Johan Alfred Andersson Ander (27 November 1873 – 23 November 1910) was a convicted Swedish murderer and the last person to be executed in Sweden.
The only person to be executed in Sweden following the instatement of the guillotine, he remains the only person executed by this means in Swedish history (before 1907, capital punishment was executed through manual beheading).
Born in Ljusterö, Ander performed his military service duties from 1893 to 1894 at the Vaxholm Artillery Corps of Vaxholm. When his military service was over he got married and tried to make a living as a waiter and hotel owner. Most of the businesses failed however (both in Strängnäs in 1898 and in Helsinki in 1903). There have been claims that Ander's excessive drinking and mistreatment of his wife were, at least partially, the reasons for the economic failures. In 1900, he was imprisoned for a few small crimes but managed to escape. In all, by the time of his final conviction, he had been sentenced three times for theft (tredje resan stöld). In 1909, the couple moved back to Ander's parents' house in Karlsudd.
Ander sought a way to find a solution to his money problems, and for weeks he had been seen observing an exchange agency, Gerells Växelkontor on Malmtorgsgatan 3 in . On 5 January 1910, he robbed the agency and beat the clerk, Victoria Hellsten, so severely that she died.

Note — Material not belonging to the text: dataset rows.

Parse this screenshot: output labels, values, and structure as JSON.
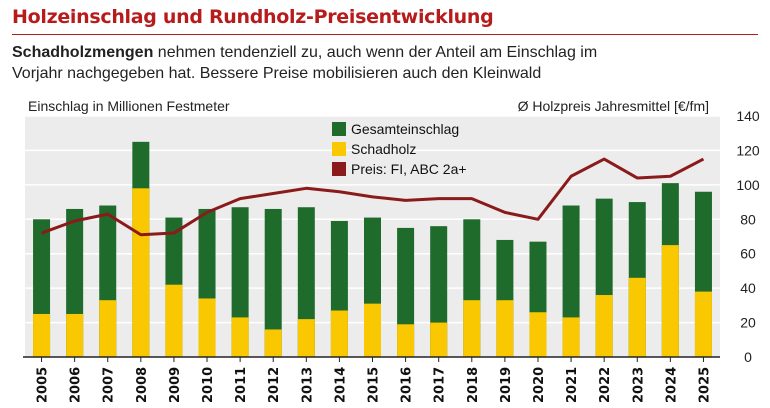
{
  "header": {
    "title": "Holzeinschlag und Rundholz-Preisentwicklung",
    "subtitle_bold": "Schadholzmengen",
    "subtitle_line1": " nehmen tendenziell zu, auch wenn der Anteil am Einschlag im",
    "subtitle_line2": "Vorjahr nachgegeben hat. Bessere Preise mobilisieren auch den Kleinwald"
  },
  "colors": {
    "total": "#1e6b2b",
    "damaged": "#f9c800",
    "price": "#8b1a1a",
    "plot_bg": "#ececec",
    "grid": "#ffffff"
  },
  "chart_data": {
    "type": "bar",
    "ylabel_left": "Einschlag in Millionen Festmeter",
    "ylabel_right": "Ø Holzpreis Jahresmittel [€/fm]",
    "right_axis": {
      "ylim": [
        0,
        140
      ],
      "ticks": [
        0,
        20,
        40,
        60,
        80,
        100,
        120,
        140
      ]
    },
    "legend": {
      "position": "top-center",
      "entries": [
        "Gesamteinschlag",
        "Schadholz",
        "Preis: FI, ABC 2a+"
      ]
    },
    "grid": true,
    "categories": [
      "2005",
      "2006",
      "2007",
      "2008",
      "2009",
      "2010",
      "2011",
      "2012",
      "2013",
      "2014",
      "2015",
      "2016",
      "2017",
      "2018",
      "2019",
      "2020",
      "2021",
      "2022",
      "2023",
      "2024",
      "2025"
    ],
    "series": [
      {
        "name": "Gesamteinschlag",
        "type": "bar",
        "values": [
          80,
          86,
          88,
          125,
          81,
          86,
          87,
          86,
          87,
          79,
          81,
          75,
          76,
          80,
          68,
          67,
          88,
          92,
          90,
          101,
          96
        ]
      },
      {
        "name": "Schadholz",
        "type": "bar",
        "values": [
          25,
          25,
          33,
          98,
          42,
          34,
          23,
          16,
          22,
          27,
          31,
          19,
          20,
          33,
          33,
          26,
          23,
          36,
          46,
          65,
          38
        ]
      },
      {
        "name": "Preis: FI, ABC 2a+",
        "type": "line",
        "values": [
          72,
          79,
          83,
          71,
          72,
          84,
          92,
          95,
          98,
          96,
          93,
          91,
          92,
          92,
          84,
          80,
          105,
          115,
          104,
          105,
          115
        ]
      }
    ]
  }
}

He managed to steal 6,000 Swedish kronor in Swedish and foreign notes at the agency (nearly 200,000 SEK in 2010 equivalent).
Staff at a hotel named Temperance, which was located near the exchange agency, reported to the police that one of their guests had been behaving in a very strange and anxious manner, and that this guest had left the hotel with an oblong package. The guest turned out to be Alfred Ander. A large suitcase found in his hotel room contained numerous items that could be connected to the murder, among them the murdered clerk's wallet as well as most of the stolen money, partially blood-stained.
Ander was subsequently arrested during nighttime near Vaxholm, in his father's house, after some inquiries to workers on the ferries, who recognized Ander and remembered where he went. The oblong package which had been observed by hotel staff was also found during the arrest and contained the apparent murder weapon, a steelyard balance.